- The Washington Times - Sunday, January 29, 2006

HOUSTON (AP) — Jury selection begins in federal court today for the trial of Enron Corp. founder Kenneth L. Lay and former Chief Executive Officer Jeffrey Skilling.

Of the more than 100 potential jurors called up, attorneys must ferret out a dozen who are not convinced already that the defendants are crooks and liars.

“If we get 12 people who haven’t made up their minds, we like our chances,” Daniel Petrocelli, Mr. Skilling’s lead trial attorney, said last week after a flurry of last-minute efforts to move the trial to escape a potentially hostile jury pool failed.

Michael Ramsey, Mr. Lay’s lead attorney, was less optimistic, calling Houston a “bad venue to try to pick a jury.”

Good or bad, Houston is where Mr. Skilling and Mr. Lay will be tried, four years after Enron collapsed in one of the biggest scandals in U.S. corporate history. The crash left thousands jobless and slammed Wall Street with billions of dollars in losses.

Jacob Frenkel, a former federal prosecutor, said the biggest concern is choosing a panel that aims to draw conclusions based solely on what the members hear in court and avoid getting consumed with participating in the showcase trial.

“These cases are not about books, movies and blogs. You have two corporate executives who are basically putting their lives in the hands of these jurors,” he said.

Jury selection is slated to begin this morning, and U.S. District Judge Sim Lake has told attorneys that he expects a panel to be seated by day’s end.

Judge Lake twice shot down defense attempts to move the trial, not convinced that massive publicity or vitriolic comments from some potential jurors about Mr. Lay and Mr. Skilling on questionnaires revealed a pool too poisoned to be fair.

Mr. Skilling faces 31 counts of fraud, conspiracy, insider trading and lying to auditors for reportedly lying about Enron’s financial state before the company crashed. Mr. Lay faces seven counts of fraud and conspiracy for reportedly perpetuating the scheme after Mr. Skilling resigned in August 2001. Both have pleaded not guilty.

The judge also repeatedly rejected defense pleas to allow attorneys to question potential jurors individually. The judge said he’ll do it and will allow attorneys to inquire further based on initial answers.

“I’ll ask the questions in a neutral, non-argumentative manner,” he said.

More intense individual questioning could stretch the process over several days, but it can reveal biases that jurors do not know they have, said Howard Varinsky, a jury consultant who has advised attorneys on jury selection in several high-profile criminal cases, including those against Martha Stewart, Scott Peterson and Michael Jackson.

“The problem with high-profile trials is that you have jurors wanting to be on because it’s their moment to interface with fame,” Mr. Varinsky said. “They fool themselves into thinking they can be fair.”

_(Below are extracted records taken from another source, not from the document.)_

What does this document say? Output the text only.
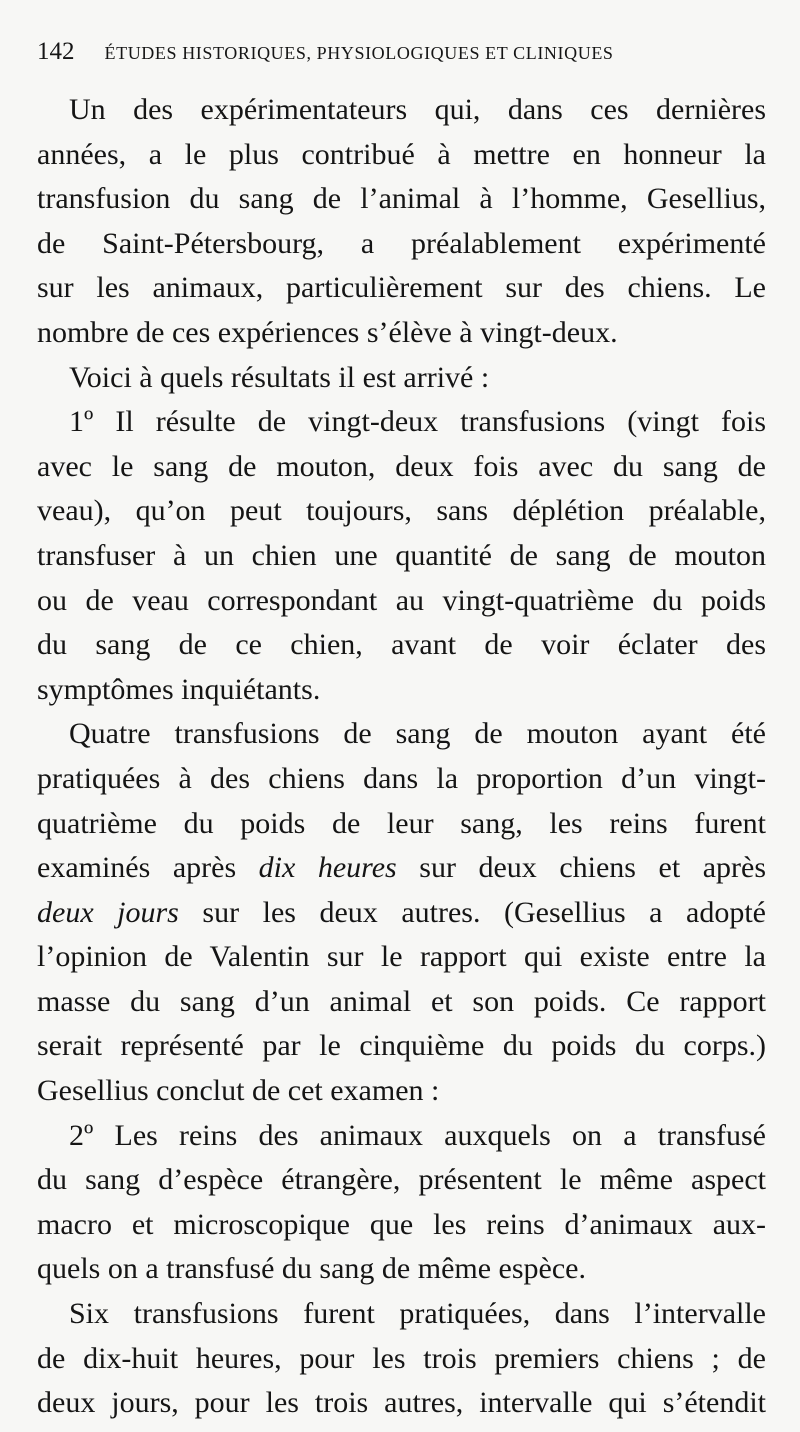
142 ÉTUDES HISTORIQUES, PHYSIOLOGIQUES ET CLINIQUES
Un des expérimentateurs qui, dans ces dernières
années, a le plus contribué à mettre en honneur la
transfusion du sang de l’animal à l’homme, Gesellius,
de Saint-Pétersbourg, a préalablement expérimenté
sur les animaux, particulièrement sur des chiens. Le
nombre de ces expériences s’élève à vingt-deux.
Voici à quels résultats il est arrivé :
1º Il résulte de vingt-deux transfusions (vingt fois
avec le sang de mouton, deux fois avec du sang de
veau), qu’on peut toujours, sans déplétion préalable,
transfuser à un chien une quantité de sang de mouton
ou de veau correspondant au vingt-quatrième du poids
du sang de ce chien, avant de voir éclater des
symptômes inquiétants.
Quatre transfusions de sang de mouton ayant été
pratiquées à des chiens dans la proportion d’un vingt-
quatrième du poids de leur sang, les reins furent
examinés après dix heures sur deux chiens et après
deux jours sur les deux autres. (Gesellius a adopté
l’opinion de Valentin sur le rapport qui existe entre la
masse du sang d’un animal et son poids. Ce rapport
serait représenté par le cinquième du poids du corps.)
Gesellius conclut de cet examen :
2º Les reins des animaux auxquels on a transfusé
du sang d’espèce étrangère, présentent le même aspect
macro et microscopique que les reins d’animaux aux-
quels on a transfusé du sang de même espèce.
Six transfusions furent pratiquées, dans l’intervalle
de dix-huit heures, pour les trois premiers chiens ; de
deux jours, pour les trois autres, intervalle qui s’étendit
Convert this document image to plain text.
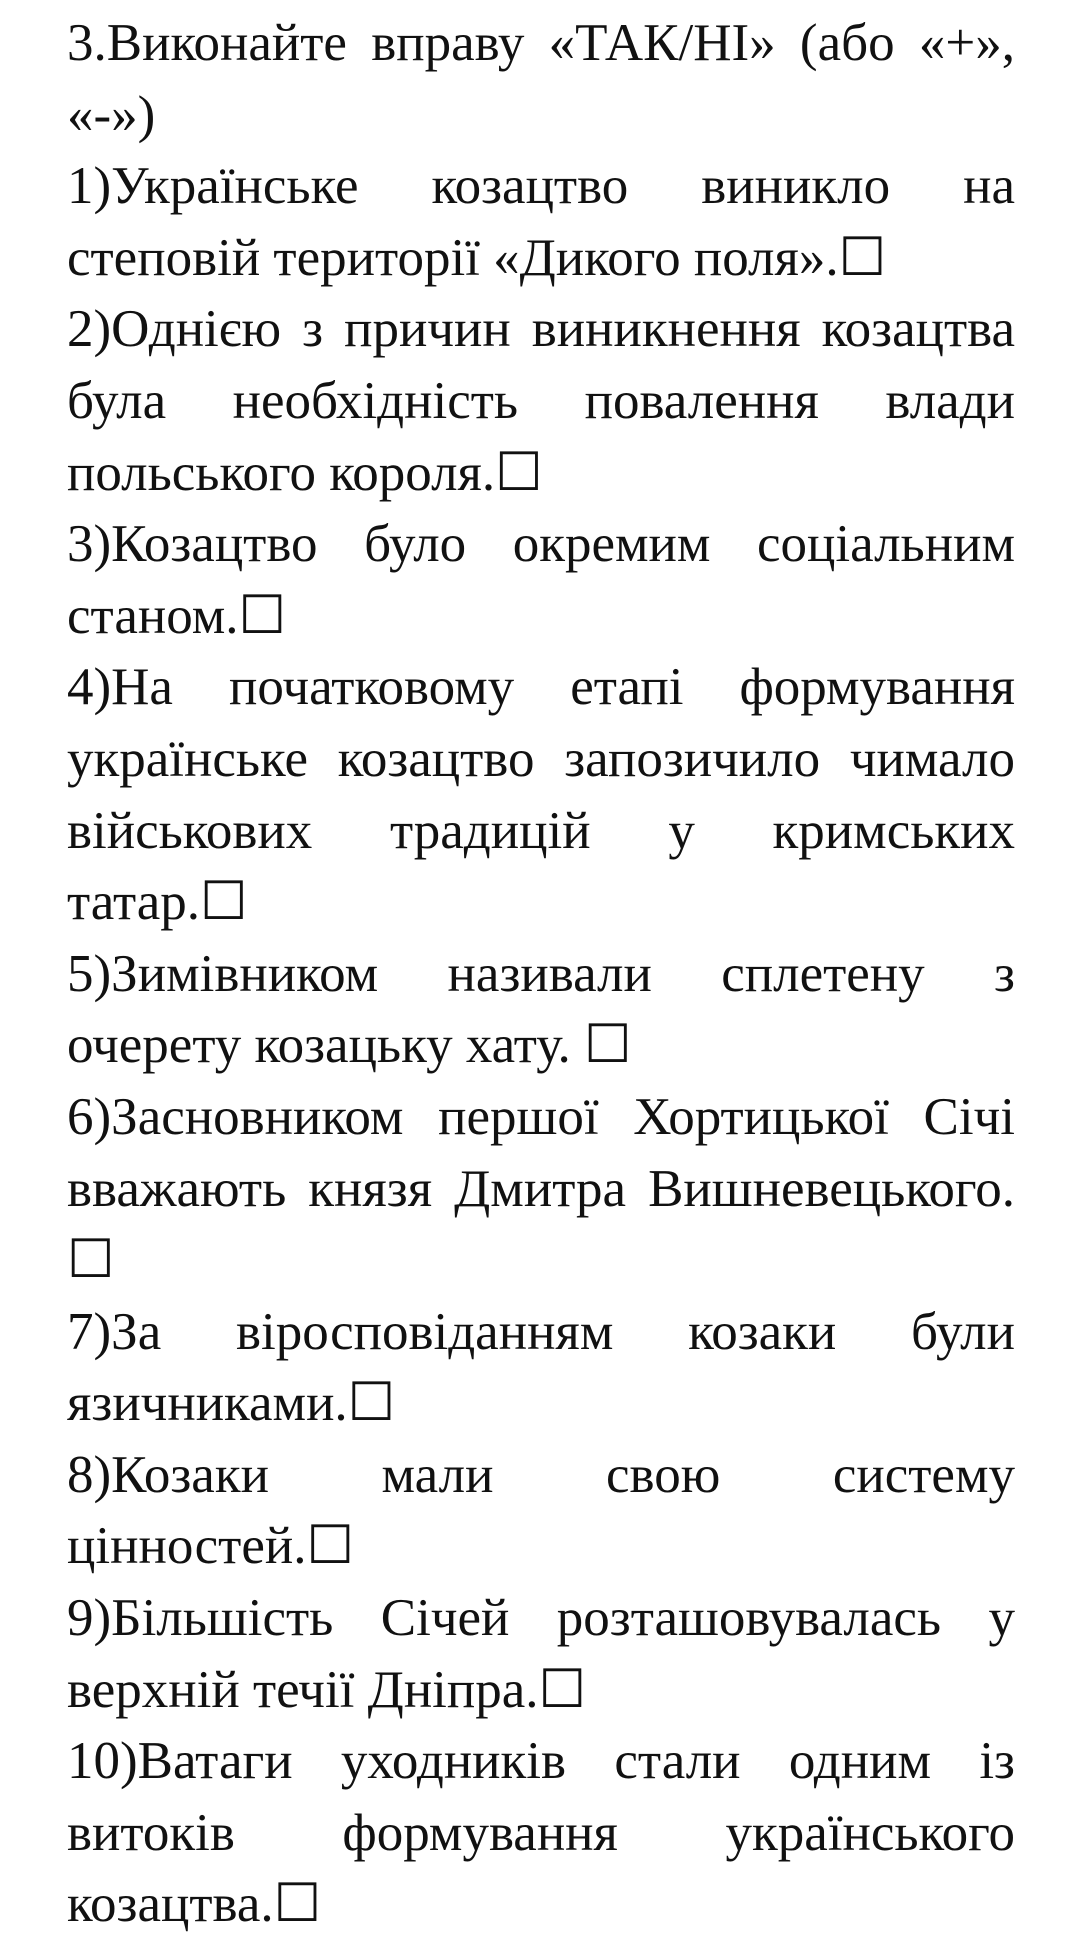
3.Виконайте вправу «ТАК/НІ» (або «+», «-»)

1)Українське козацтво виникло на степовій території «Дикого поля».☐

2)Однією з причин виникнення козацтва була необхідність повалення влади польського короля.☐

3)Козацтво було окремим соціальним станом.☐

4)На початковому етапі формування українське козацтво запозичило чимало військових традицій у кримських татар.☐

5)Зимівником називали сплетену з очерету козацьку хату. ☐

6)Засновником першої Хортицької Січі вважають князя Дмитра Вишневецького. ☐

7)За віросповіданням козаки були язичниками.☐

8)Козаки мали свою систему цінностей.☐

9)Більшість Січей розташовувалась у верхній течії Дніпра.☐

10)Ватаги уходників стали одним із витоків формування українського козацтва.☐
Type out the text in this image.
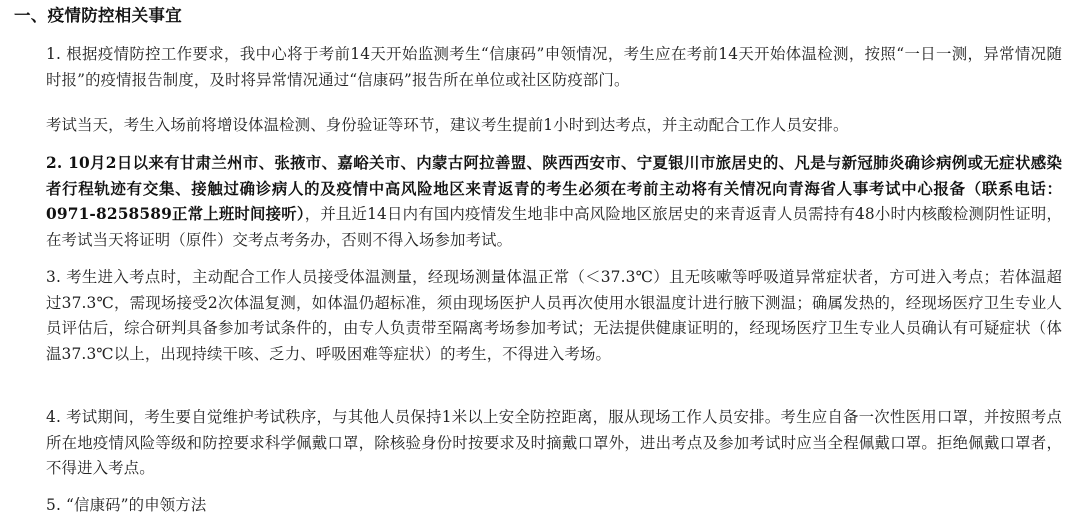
一、疫情防控相关事宜
1. 根据疫情防控工作要求，我中心将于考前14天开始监测考生“信康码”申领情况，考生应在考前14天开始体温检测，按照“一日一测，异常情况随时报”的疫情报告制度，及时将异常情况通过“信康码”报告所在单位或社区防疫部门。
考试当天，考生入场前将增设体温检测、身份验证等环节，建议考生提前1小时到达考点，并主动配合工作人员安排。
2. 10月2日以来有甘肃兰州市、张掖市、嘉峪关市、内蒙古阿拉善盟、陕西西安市、宁夏银川市旅居史的、凡是与新冠肺炎确诊病例或无症状感染者行程轨迹有交集、接触过确诊病人的及疫情中高风险地区来青返青的考生必须在考前主动将有关情况向青海省人事考试中心报备（联系电话：0971-8258589正常上班时间接听），并且近14日内有国内疫情发生地非中高风险地区旅居史的来青返青人员需持有48小时内核酸检测阴性证明，在考试当天将证明（原件）交考点考务办，否则不得入场参加考试。
3. 考生进入考点时，主动配合工作人员接受体温测量，经现场测量体温正常（＜37.3℃）且无咳嗽等呼吸道异常症状者，方可进入考点；若体温超过37.3℃，需现场接受2次体温复测，如体温仍超标准，须由现场医护人员再次使用水银温度计进行腋下测温；确属发热的，经现场医疗卫生专业人员评估后，综合研判具备参加考试条件的，由专人负责带至隔离考场参加考试；无法提供健康证明的，经现场医疗卫生专业人员确认有可疑症状（体温37.3℃以上，出现持续干咳、乏力、呼吸困难等症状）的考生，不得进入考场。
4. 考试期间，考生要自觉维护考试秩序，与其他人员保持1米以上安全防控距离，服从现场工作人员安排。考生应自备一次性医用口罩，并按照考点所在地疫情风险等级和防控要求科学佩戴口罩，除核验身份时按要求及时摘戴口罩外，进出考点及参加考试时应当全程佩戴口罩。拒绝佩戴口罩者，不得进入考点。
5. “信康码”的申领方法
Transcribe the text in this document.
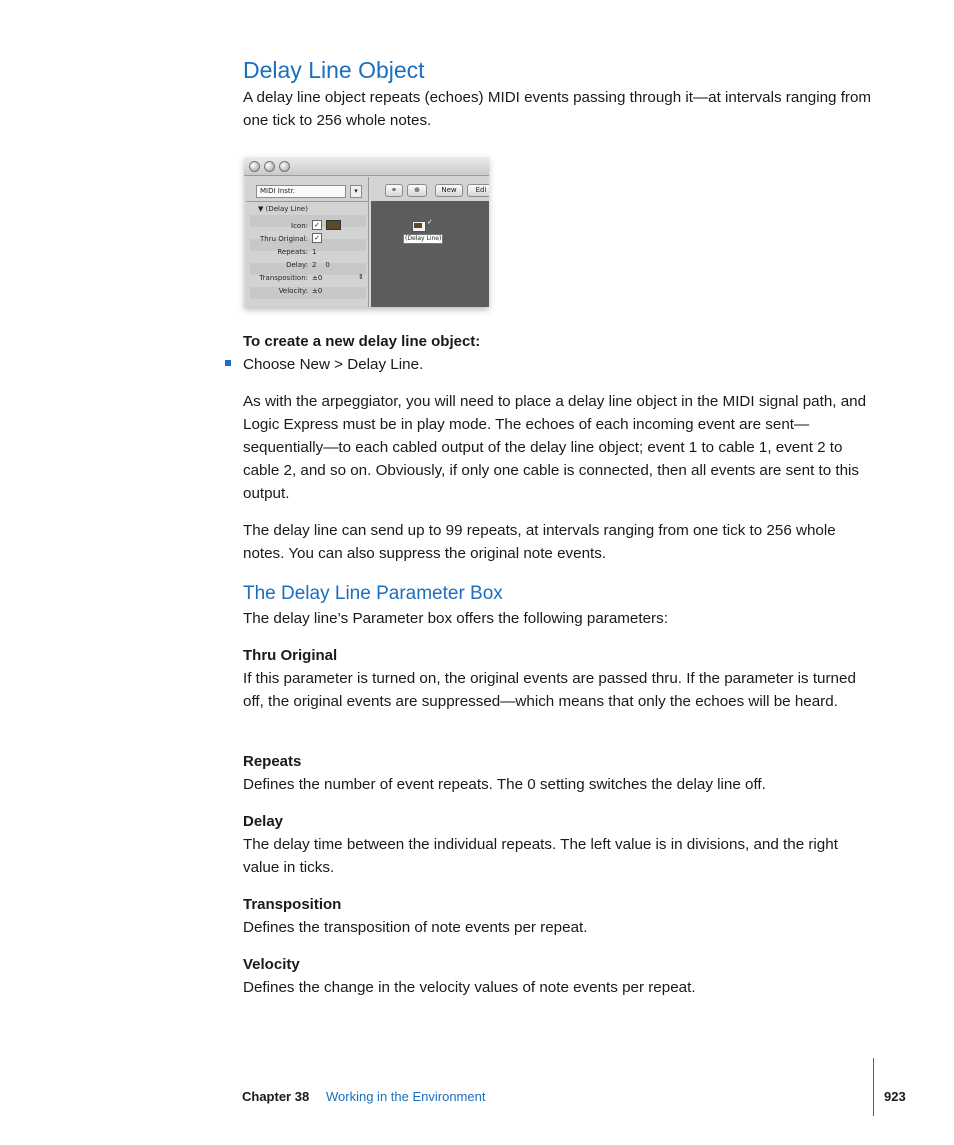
Delay Line Object
A delay line object repeats (echoes) MIDI events passing through it—at intervals ranging from one tick to 256 whole notes.
MIDI Instr.	▾
▼ (Delay Line)
Icon: ✓
Thru Original: ✓
Repeats: 1
Delay: 2    0
Transposition: ±0	⇕
Velocity: ±0
⚭	⊕	New	Edi
✓
(Delay Line)
To create a new delay line object:
Choose New > Delay Line.
As with the arpeggiator, you will need to place a delay line object in the MIDI signal path, and Logic Express must be in play mode. The echoes of each incoming event are sent—sequentially—to each cabled output of the delay line object; event 1 to cable 1, event 2 to cable 2, and so on. Obviously, if only one cable is connected, then all events are sent to this output.
The delay line can send up to 99 repeats, at intervals ranging from one tick to 256 whole notes. You can also suppress the original note events.
The Delay Line Parameter Box
The delay line’s Parameter box offers the following parameters:
Thru Original
If this parameter is turned on, the original events are passed thru. If the parameter is turned off, the original events are suppressed—which means that only the echoes will be heard.
Repeats
Defines the number of event repeats. The 0 setting switches the delay line off.
Delay
The delay time between the individual repeats. The left value is in divisions, and the right value in ticks.
Transposition
Defines the transposition of note events per repeat.
Velocity
Defines the change in the velocity values of note events per repeat.
Chapter 38 Working in the Environment	923
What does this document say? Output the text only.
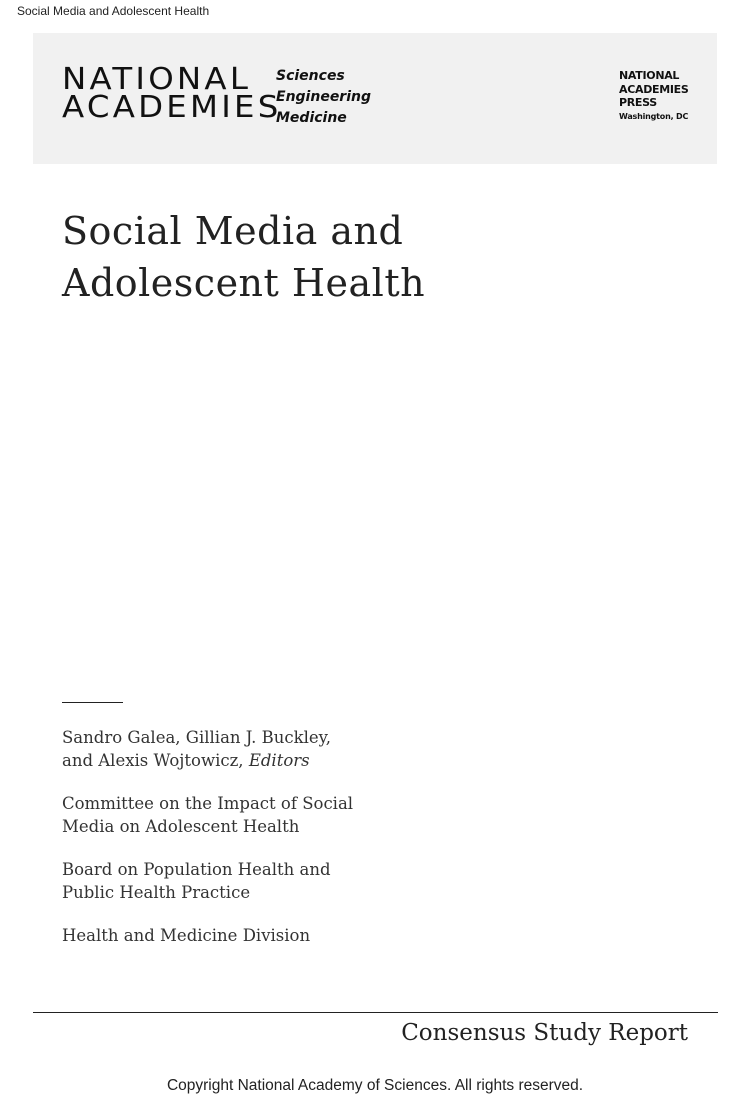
Social Media and Adolescent Health
NATIONAL
ACADEMIES
Sciences
Engineering
Medicine
NATIONAL
ACADEMIES
PRESS
Washington, DC
Social Media and
Adolescent Health
Sandro Galea, Gillian J. Buckley,
and Alexis Wojtowicz, Editors
Committee on the Impact of Social
Media on Adolescent Health
Board on Population Health and
Public Health Practice
Health and Medicine Division
Consensus Study Report
Copyright National Academy of Sciences. All rights reserved.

He said so-called “stealth” jurors who say they can be fair when their minds already are made up are rare. The key is unearthing bias in people who don’t know they are biased, he said.

“If both sides get rid of unfavorable people and they wind up with people in the middle, then the verdict will be based on the evidence. If it’s done incorrectly, cases can be won or lost during jury selection,” Mr. Varinsky said.

Mr. Frenkel said a fair jury is in the government’s best interest, as well.

“The last thing the government wants is a guilty verdict and then to have an appellate court a few years from now saying, ‘Do it again,’” he said.